The older skaters I know, the ones who've been at it for like twenty plus years, they all say the same thing when you hang with them long enough. They're watching the skill level skyrocket, which is sick, but they're also watching something else disappear. That thing where you skate because it's genuinely the only place where you feel like yourself. Not a version of yourself that photographs well. Not a self that translates to followers. Just you and the board and what you're actually capable of.
I think what they're trying to tell people is that the thing you're chasing matters way less than the reason you started chasing it. Like, the tricks are dope, for real. The progression is insane compared to even ten years ago. Kids are doing things we thought were impossible. But somewhere between the sponsorship dreams and the algorithm and the pressure to be perpetually progressing, some cats are forgetting to just be a skateboarder. Not a skateboard influencer. Not content. Just someone who rides.

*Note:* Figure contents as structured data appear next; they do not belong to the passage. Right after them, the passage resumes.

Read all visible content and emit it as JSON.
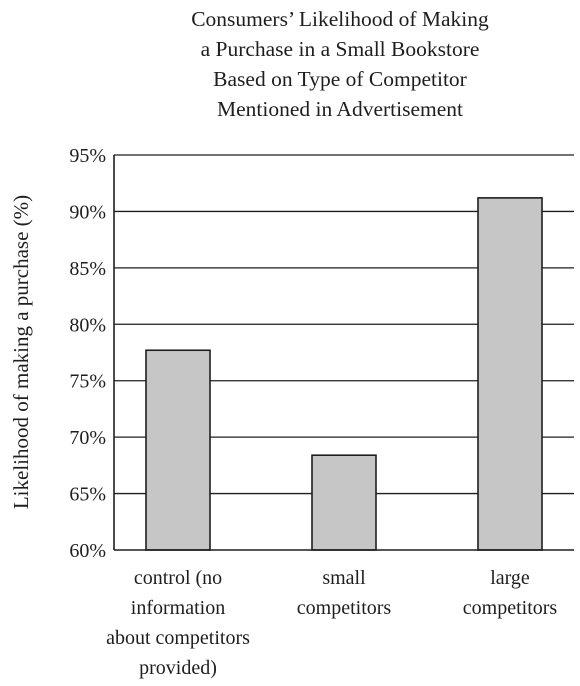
{
  "chart_data": {
    "type": "bar",
    "title_lines": [
      "Consumers’ Likelihood of Making",
      "a Purchase in a Small Bookstore",
      "Based on Type of Competitor",
      "Mentioned in Advertisement"
    ],
    "ylabel": "Likelihood of making a purchase (%)",
    "xlabel": "",
    "ylim": [
      60,
      95
    ],
    "yticks": [
      "60%",
      "65%",
      "70%",
      "75%",
      "80%",
      "85%",
      "90%",
      "95%"
    ],
    "grid": true,
    "categories": [
      [
        "control (no",
        "information",
        "about competitors",
        "provided)"
      ],
      [
        "small",
        "competitors"
      ],
      [
        "large",
        "competitors"
      ]
    ],
    "values": [
      77.7,
      68.4,
      91.2
    ],
    "colors": {
      "bar_fill": "#c6c6c6",
      "stroke": "#1e1e1e"
    }
  }
}
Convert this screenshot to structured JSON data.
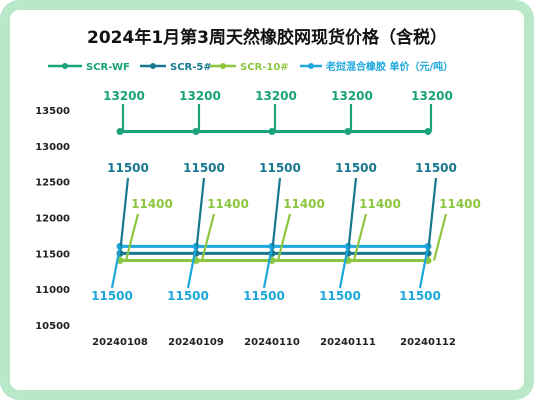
{
  "chart_data": {
    "type": "line",
    "title": "2024年1月第3周天然橡胶网现货价格（含税）",
    "categories": [
      "20240108",
      "20240109",
      "20240110",
      "20240111",
      "20240112"
    ],
    "ylim": [
      10500,
      13500
    ],
    "yticks": [
      10500,
      11000,
      11500,
      12000,
      12500,
      13000,
      13500
    ],
    "series": [
      {
        "name": "SCR-WF",
        "values": [
          13200,
          13200,
          13200,
          13200,
          13200
        ],
        "color": "#1aa37a"
      },
      {
        "name": "SCR-5#",
        "values": [
          11500,
          11500,
          11500,
          11500,
          11500
        ],
        "color": "#18788f"
      },
      {
        "name": "SCR-10#",
        "values": [
          11400,
          11400,
          11400,
          11400,
          11400
        ],
        "color": "#8cc63f"
      },
      {
        "name": "老挝混合橡胶 单价（元/吨）",
        "values": [
          11500,
          11500,
          11500,
          11500,
          11500
        ],
        "color": "#1ca8dd"
      }
    ],
    "data_labels": [
      [
        "13200",
        "13200",
        "13200",
        "13200",
        "13200"
      ],
      [
        "11500",
        "11500",
        "11500",
        "11500",
        "11500"
      ],
      [
        "11400",
        "11400",
        "11400",
        "11400",
        "11400"
      ],
      [
        "11500",
        "11500",
        "11500",
        "11500",
        "11500"
      ]
    ],
    "grid": false,
    "legend_position": "top",
    "frame_color": "#b8e8c8"
  }
}
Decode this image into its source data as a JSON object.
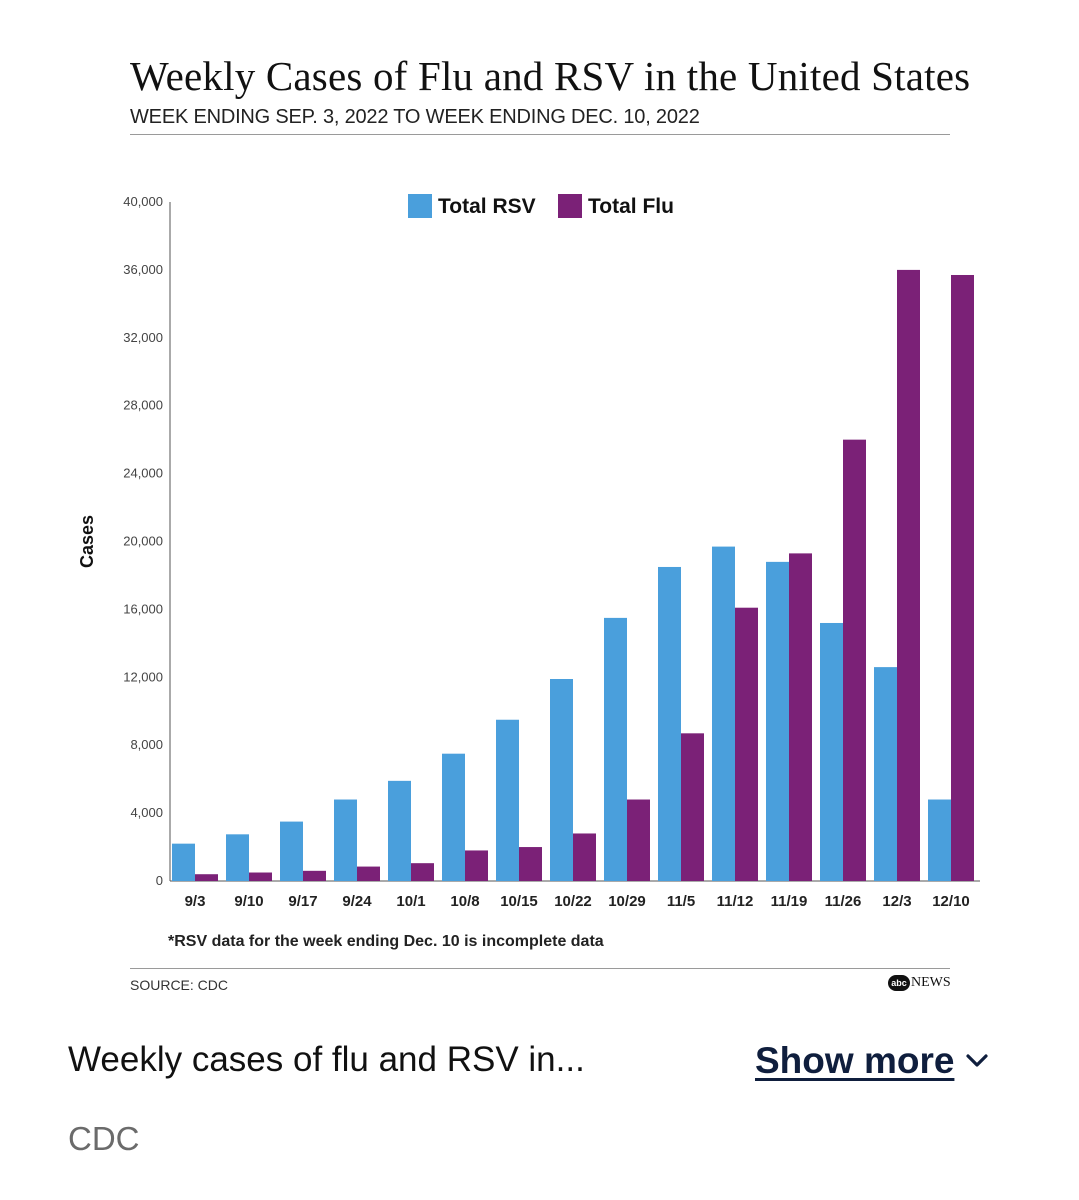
{
  "chart_data": {
    "type": "bar",
    "title": "Weekly Cases of Flu and RSV in the United States",
    "subtitle": "WEEK ENDING SEP. 3, 2022 TO WEEK ENDING DEC. 10, 2022",
    "xlabel": "",
    "ylabel": "Cases",
    "ylim": [
      0,
      40000
    ],
    "yticks": [
      "0",
      "4,000",
      "8,000",
      "12,000",
      "16,000",
      "20,000",
      "24,000",
      "28,000",
      "32,000",
      "36,000",
      "40,000"
    ],
    "grid": false,
    "legend_position": "top",
    "categories": [
      "9/3",
      "9/10",
      "9/17",
      "9/24",
      "10/1",
      "10/8",
      "10/15",
      "10/22",
      "10/29",
      "11/5",
      "11/12",
      "11/19",
      "11/26",
      "12/3",
      "12/10"
    ],
    "series": [
      {
        "name": "Total RSV",
        "color": "#4a9fdc",
        "values": [
          2200,
          2750,
          3500,
          4800,
          5900,
          7500,
          9500,
          11900,
          15500,
          18500,
          19700,
          18800,
          15200,
          12600,
          4800
        ]
      },
      {
        "name": "Total Flu",
        "color": "#7b2177",
        "values": [
          400,
          500,
          600,
          850,
          1050,
          1800,
          2000,
          2800,
          4800,
          8700,
          16100,
          19300,
          26000,
          36000,
          35700
        ]
      }
    ],
    "footnote": "*RSV data for the week ending Dec. 10 is incomplete data",
    "source": "SOURCE: CDC",
    "logo_circle": "abc",
    "logo_text": "NEWS"
  },
  "caption": {
    "text": "Weekly cases of flu and RSV in...",
    "show_more_label": "Show more",
    "chevron_icon": "chevron-down-icon",
    "credit": "CDC"
  }
}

The older heads aren't being salty about your success or your followers or your clips. They're actually just trying to protect something that's harder to see now but still alive if you look for it. It's the part of skateboarding that can't be monetized or quantified or turned into engagement metrics. It's the part that's just yours. The part that doesn't need witnesses to matter.
I'm not saying don't document your progress or don't try to build something off your skills. Money's real, opportunities are real, none of that's fake. But maybe check in with yourself about why you're actually out there. Is it because you genuinely can't not be? Or is it because you're afraid of being invisible? Those are two completely different things, and they lead to completely different lives.